China’s Assistant Public Security Minister Liu Zhongyi met with victims rescued from scam compounds in Karen State’s Myawaddy on the border with Thailand on Monday, ahead of their repatriation.
Lui was joined by Myanmar junta deputy home affairs minister Major-General Aung Kyaw Kyaw and a Thai general, as the three countries ramped up their border scam crackdown.
The scam compounds operate in territory controlled by the junta-allied Karen Border Guard Force (BGF), led by Saw Chit Thu. While Thailand is currently preparing arrest warrants for Saw Chit Thu and two other BGF leaders behind the Myawaddy scam syndicates, the junta has yet to say how it will handle the militia warlord.

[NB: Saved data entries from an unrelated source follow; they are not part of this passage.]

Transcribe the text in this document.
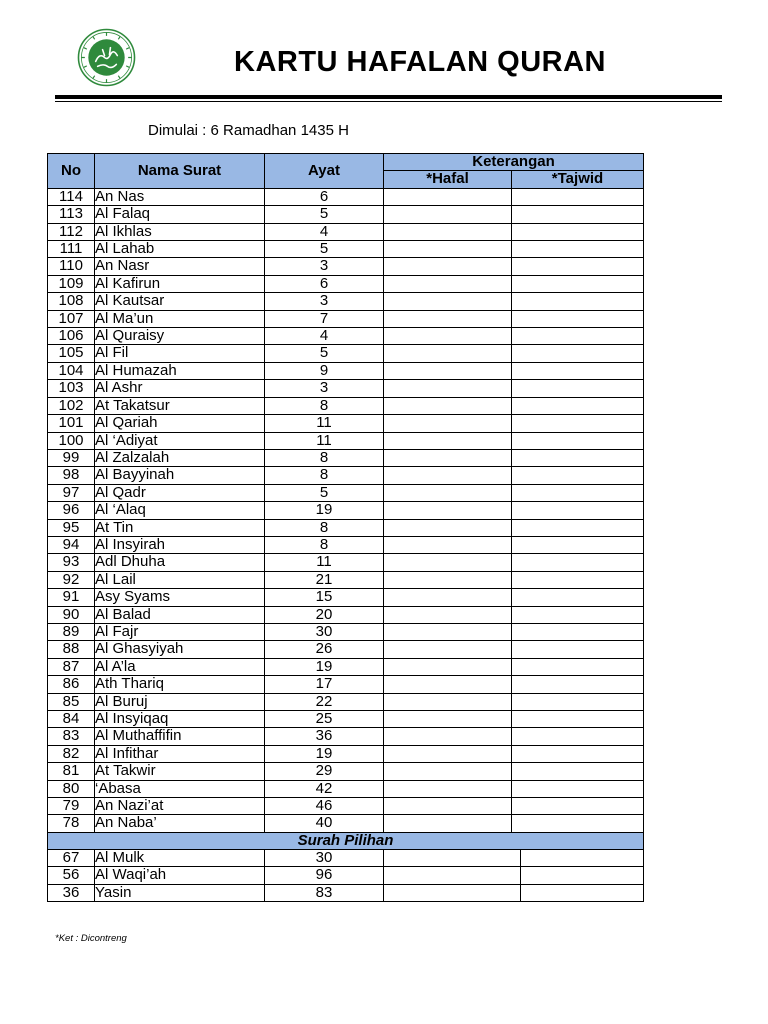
KARTU HAFALAN QURAN
Dimulai : 6 Ramadhan 1435 H
No	Nama Surat	Ayat	Keterangan	
			*Hafal	*Tajwid
114	An Nas	6		
113	Al Falaq	5		
112	Al Ikhlas	4		
111	Al Lahab	5		
110	An Nasr	3		
109	Al Kafirun	6		
108	Al Kautsar	3		
107	Al Ma’un	7		
106	Al Quraisy	4		
105	Al Fil	5		
104	Al Humazah	9		
103	Al Ashr	3		
102	At Takatsur	8		
101	Al Qariah	11		
100	Al ‘Adiyat	11		
99	Al Zalzalah	8		
98	Al Bayyinah	8		
97	Al Qadr	5		
96	Al ‘Alaq	19		
95	At Tin	8		
94	Al Insyirah	8		
93	Adl Dhuha	11		
92	Al Lail	21		
91	Asy Syams	15		
90	Al Balad	20		
89	Al Fajr	30		
88	Al Ghasyiyah	26		
87	Al A’la	19		
86	Ath Thariq	17		
85	Al Buruj	22		
84	Al Insyiqaq	25		
83	Al Muthaffifin	36		
82	Al Infithar	19		
81	At Takwir	29		
80	‘Abasa	42		
79	An Nazi’at	46		
78	An Naba’	40		
Surah Pilihan				
67	Al Mulk	30		
56	Al Waqi’ah	96		
36	Yasin	83		
*Ket : Dicontreng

Prior to his Myawaddy visit, Lui met separately in Naypyitaw with Foreign Minister Than Swe and Home Affairs Minister General Tun Tun Naung to discuss the scam crackdown, victim repatriation, transfer of suspects wanted by China, and high-level meetings between China, Myanmar and Thailand. The talks followed his trip to the Thai border town of Mae Sot, opposite Myawaddy, for anti-scam discussions in late January
On Sunday, he returned to Mae Sot to observe preparations for the repatriation of Chinese citizens and other foreigners. He crossed the border to Myawaddy on Monday to observe the victim-verification process and hold repatriation talks with Thai and Myanmar officials, junta media reported.
The junta claims it has rounded up 1,030 undocumented migrants at Myawaddy’s KK Park and Shwe Kokko scam hubs since Jan. 30. Sixty-one have so far been transferred to Thailand.
The Chinese Embassy in Yangon issued a statement on Sunday announcing that China and Myanmar had agreed to strengthen security cooperation. It added that the junta had declared it attaches great importance to cracking down on criminal acts such as online gambling and telecom fraud.
Meanwhile, the BGF has declared its own scam “crackdown”, raiding compounds in Myawaddy as Liu visited Naypyitaw on Friday.
The BGF says it will transfer some 10,000 foreign nationals from Shwe Kokko to Thailand’s Mae Sot across the Thai-Myanmar Friendship Bridge No. 2 at a rate of 500 per day.
The Myawaddy scam hubs fall under the jurisdiction of the Karen BGF, a junta ally now rebranded as the Karen national Army.
However, the junta has sought to distance itself from the border scams after they made international headlines last month. As China ramped up pressure for a crackdown, the regime pointed the finger at Thailand, blaming a “neighboring country” for supplying the scam syndicates with electricity, internet and weapons.
Feb. 17 editions of junta-controlled newspapers quoted victims rescued from the scam centers as saying they had been trafficked from Thailand to Myanmar.
Earlier this month, Thailand cut off electricity and fuel supplies to five Myanmar border zones, targeting scam compounds.
Scam centers have thrived for years in Myawaddy’s Shwe Kokko, where their numbers swelled after a joint crackdown by China and the regime in northern Shan State in late 2023 and early 2024 forced syndicates to relocate to the border town.
Shwe Kokko, a new city project notorious for online fraud and human trafficking, is operated by the BGF’s Saw Chit Thu.
Thai Prime Minister Paetongtarn Shinawatra discussed border scam operations with Chinese President Xi Jinping during a visit to Beijing in early February.
Before Liu’s visit, the junta sent Transport Minister Mya Tun Oo to Thailand and Lt-Gen Yar Pyae to Laos to discuss anti-scam efforts. A Thai military delegation also visited Naypyitaw to discuss anti-scam operations with junta No.2 Soe Win and Chief of General Staff (Army, Navy and Air) Kyaw Swar Lin.